The same thing should be true with identity. Whether you’re logging into your online banking or your social network or the DMV for your state, there should be a set of requirements that checks your identity while at the same time preserving your privacy. This is one of the seven requirements that NSTIC set for a standard identity management scheme. In total, those seven requirements are that the standards must be:
- Privacy-enhancing: users relinquish as little privacy as possible when they opt into the system
- Voluntary: users must not be required to opt into the system to manage their identity
- Secure: identity administrators must fortify the system against breaches
- Resilient: in the event of a breach, administrators must be able to recover quickly
- Easy to use: users should not have to have a password like this: J8JΒΝzγΨfΛδ@6%vΤfShr57w/
- Interoperable: the system should work on a tablet, a phone, or a computer running any major operating system and should work for any online tool that requires a login
- Cost-effective: the system must not impose undue financial strain on businesses or consumers that use it
Mr. Chenok is quick to point out, however, that though the benefits of a standards-based identity management system are easy to grasp, there are still three major impediments to its adoption. The first is, ironically, convenience. Most people know how to navigate their current identity schemes, even if it is ungainly; switching would be a chore, at least initially. Second, is culture. Every company and organization has its own way of dealing with identity and most institutions would have to change their methods, at least a little. And riding on that is third, and perhaps strongest barrier: cost. Mr. Chenok estimates that the cost of switching to a new identity management scheme will be significant, though the accrued benefits would likely far outweigh those initial costs.
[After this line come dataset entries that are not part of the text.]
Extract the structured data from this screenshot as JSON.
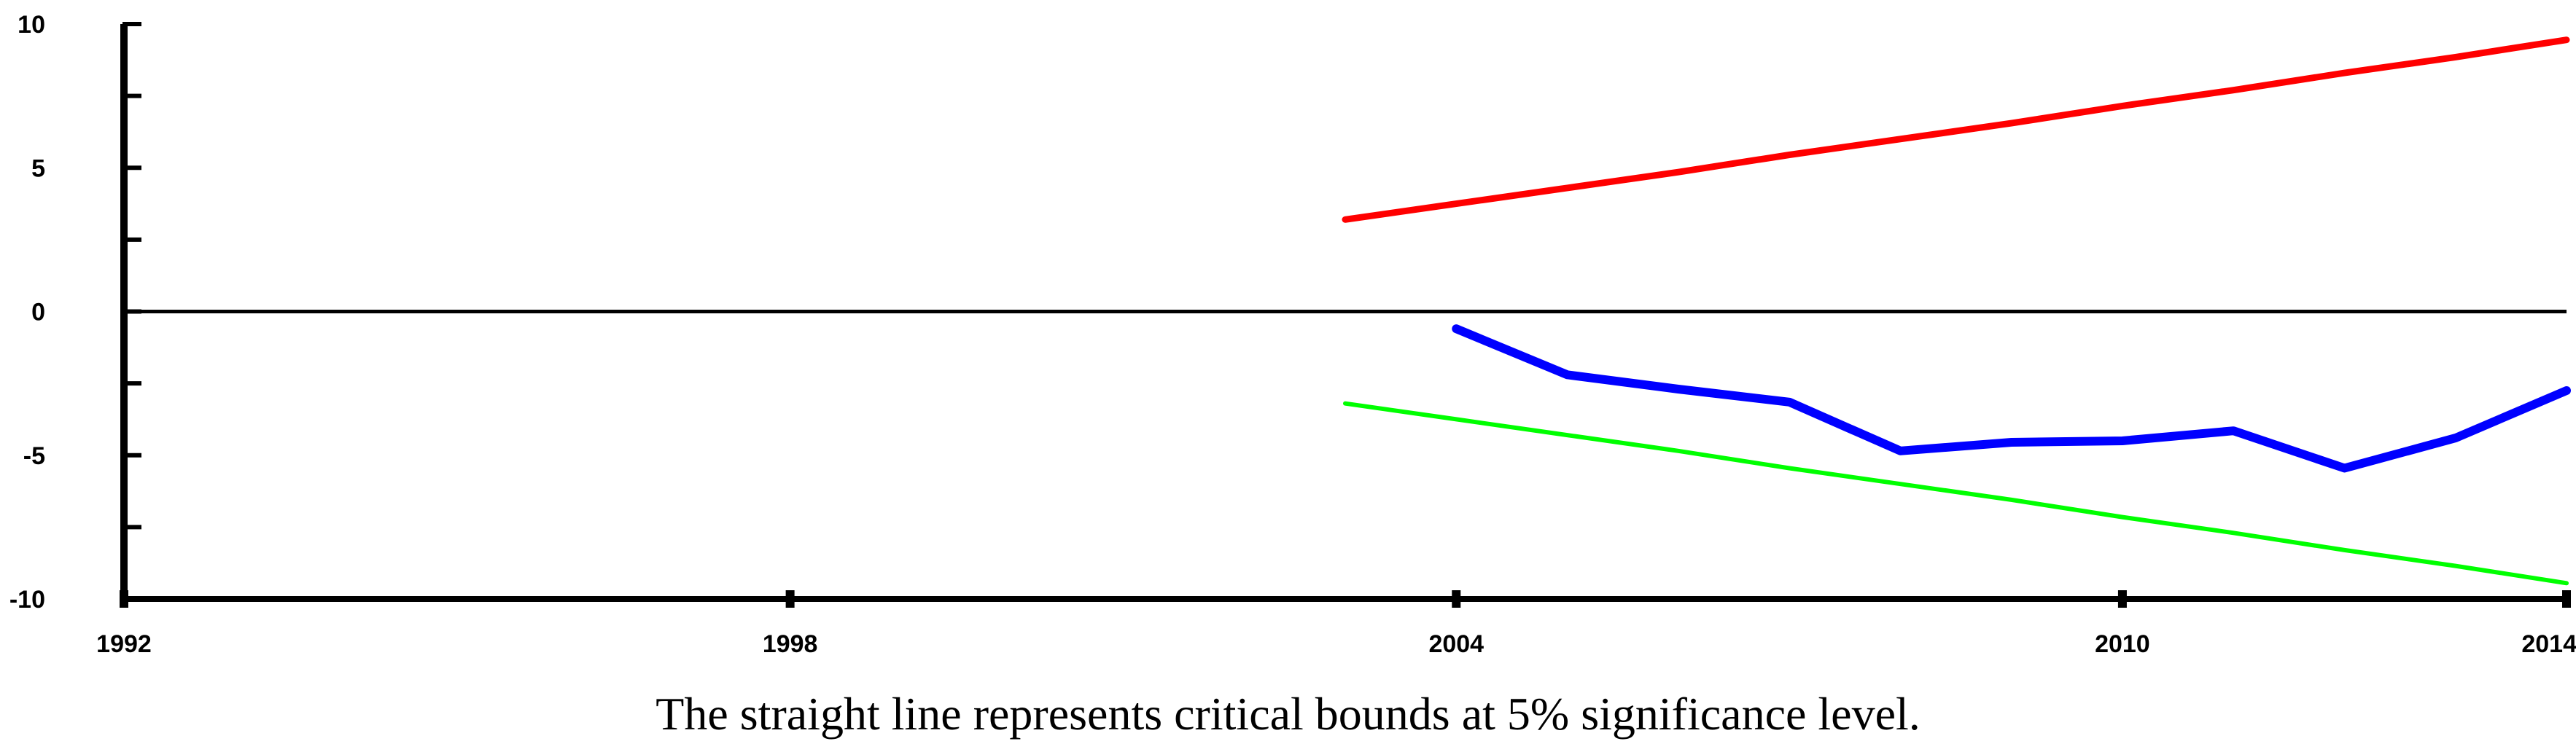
{
  "caption": "The straight line represents critical bounds at 5% significance level.",
  "chart_data": {
    "type": "line",
    "title": "",
    "xlabel": "",
    "ylabel": "",
    "xlim": [
      1992,
      2014
    ],
    "ylim": [
      -10,
      10
    ],
    "x_ticks": [
      1992,
      1998,
      2004,
      2010,
      2014
    ],
    "y_ticks": [
      10,
      5,
      0,
      -5,
      -10
    ],
    "y_minor_ticks": [
      7.5,
      2.5,
      -2.5,
      -7.5
    ],
    "zero_line": true,
    "grid": false,
    "legend": "none",
    "series": [
      {
        "color": "#ff0000",
        "x": [
          2003,
          2004,
          2005,
          2006,
          2007,
          2008,
          2009,
          2010,
          2011,
          2012,
          2013,
          2014
        ],
        "y": [
          3.2,
          3.75,
          4.3,
          4.85,
          5.45,
          6.0,
          6.55,
          7.15,
          7.7,
          8.3,
          8.85,
          9.45
        ]
      },
      {
        "color": "#0000ff",
        "x": [
          2004,
          2005,
          2006,
          2007,
          2008,
          2009,
          2010,
          2011,
          2012,
          2013,
          2014
        ],
        "y": [
          -0.6,
          -2.2,
          -2.7,
          -3.15,
          -4.85,
          -4.55,
          -4.5,
          -4.15,
          -5.45,
          -4.4,
          -2.75
        ]
      },
      {
        "color": "#00ff00",
        "x": [
          2003,
          2004,
          2005,
          2006,
          2007,
          2008,
          2009,
          2010,
          2011,
          2012,
          2013,
          2014
        ],
        "y": [
          -3.2,
          -3.75,
          -4.3,
          -4.85,
          -5.45,
          -6.0,
          -6.55,
          -7.15,
          -7.7,
          -8.3,
          -8.85,
          -9.45
        ]
      }
    ]
  }
}
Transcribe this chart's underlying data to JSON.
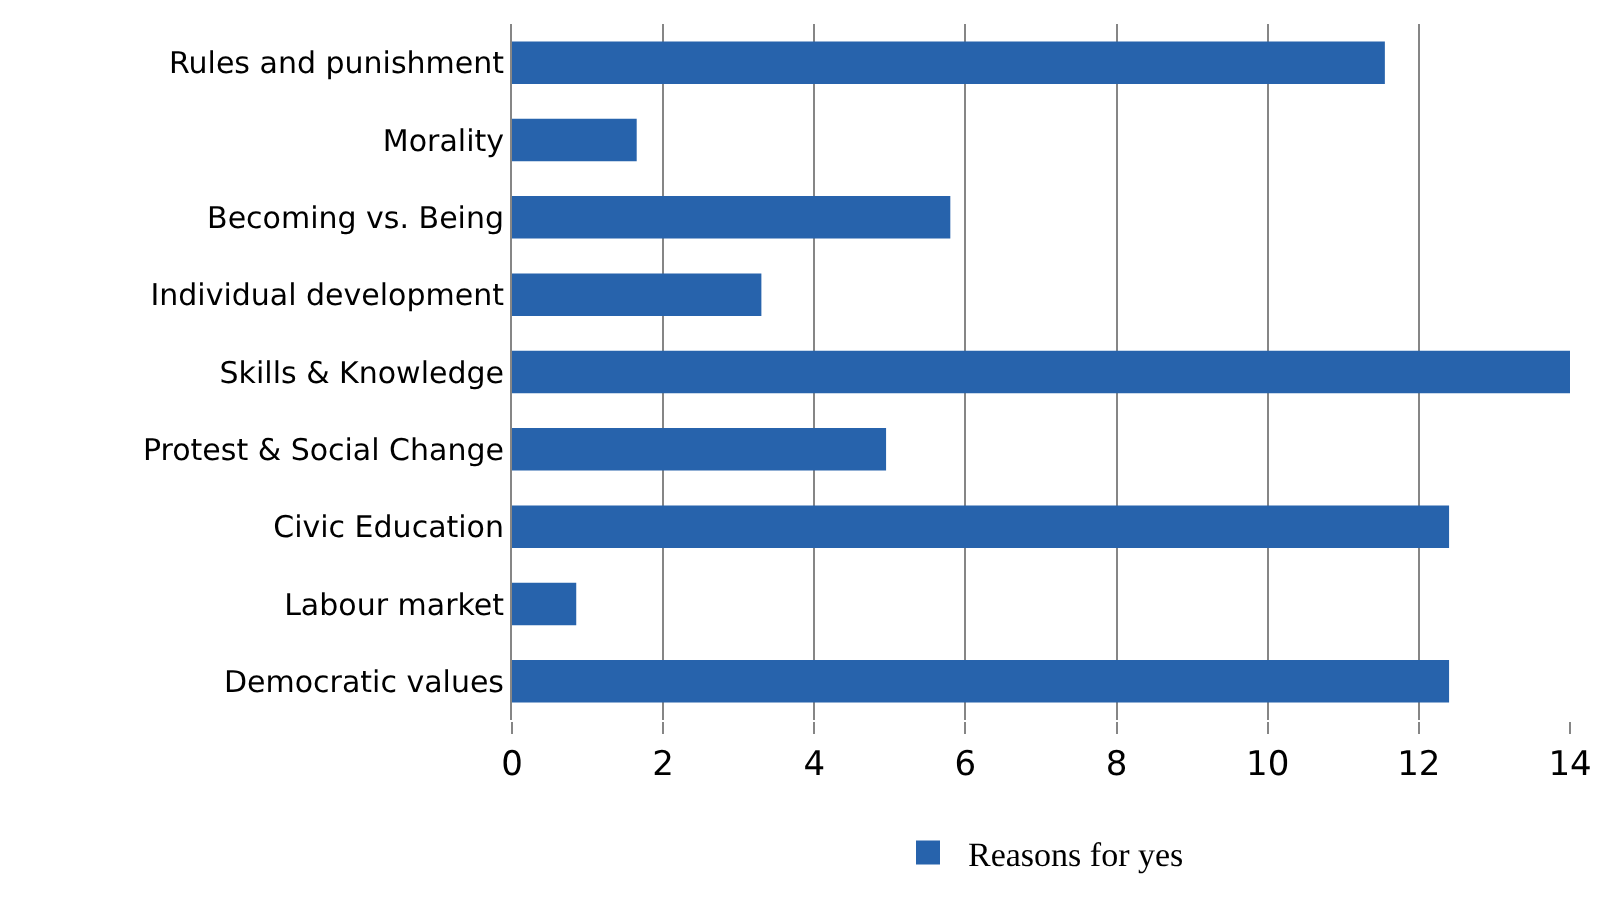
{
  "chart_data": {
    "type": "bar",
    "orientation": "horizontal",
    "categories": [
      "Rules and punishment",
      "Morality",
      "Becoming vs. Being",
      "Individual development",
      "Skills & Knowledge",
      "Protest & Social Change",
      "Civic Education",
      "Labour market",
      "Democratic values"
    ],
    "series": [
      {
        "name": "Reasons for yes",
        "color": "#2763ac",
        "values": [
          11.55,
          1.65,
          5.8,
          3.3,
          14,
          4.95,
          12.4,
          0.85,
          12.4
        ]
      }
    ],
    "xlim": [
      0,
      14
    ],
    "xticks": [
      0,
      2,
      4,
      6,
      8,
      10,
      12,
      14
    ],
    "grid": "x",
    "legend": "bottom"
  }
}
Ultimately, though, both he and I are bullish that NSTIC will succeed in drafting standards that meet the committee’s requirements and overcome these three barriers. The first to fall will likely be convenience as the current system begins to fail more often—meaning more breaches and greater hassle for users. The second, then, will be culture, as people become more accustomed to new ways to manage their identity. And the last to be surmounted will be cost, as it will become more expensive for companies not to comply than it will for them to adopt a new system.
There may not be an end-state in identity management, even as there is no “end-state” in developing an operating system for computers. We may simply experience upgrades throughout our entire lives. But I believe that we are on the cusp of a significant transformation in how we manage our identity both online and off, and I think that by this time next year, we will see the contours of the next version of identity management, and perhaps will have even begun to implement and benefit from some of the changes.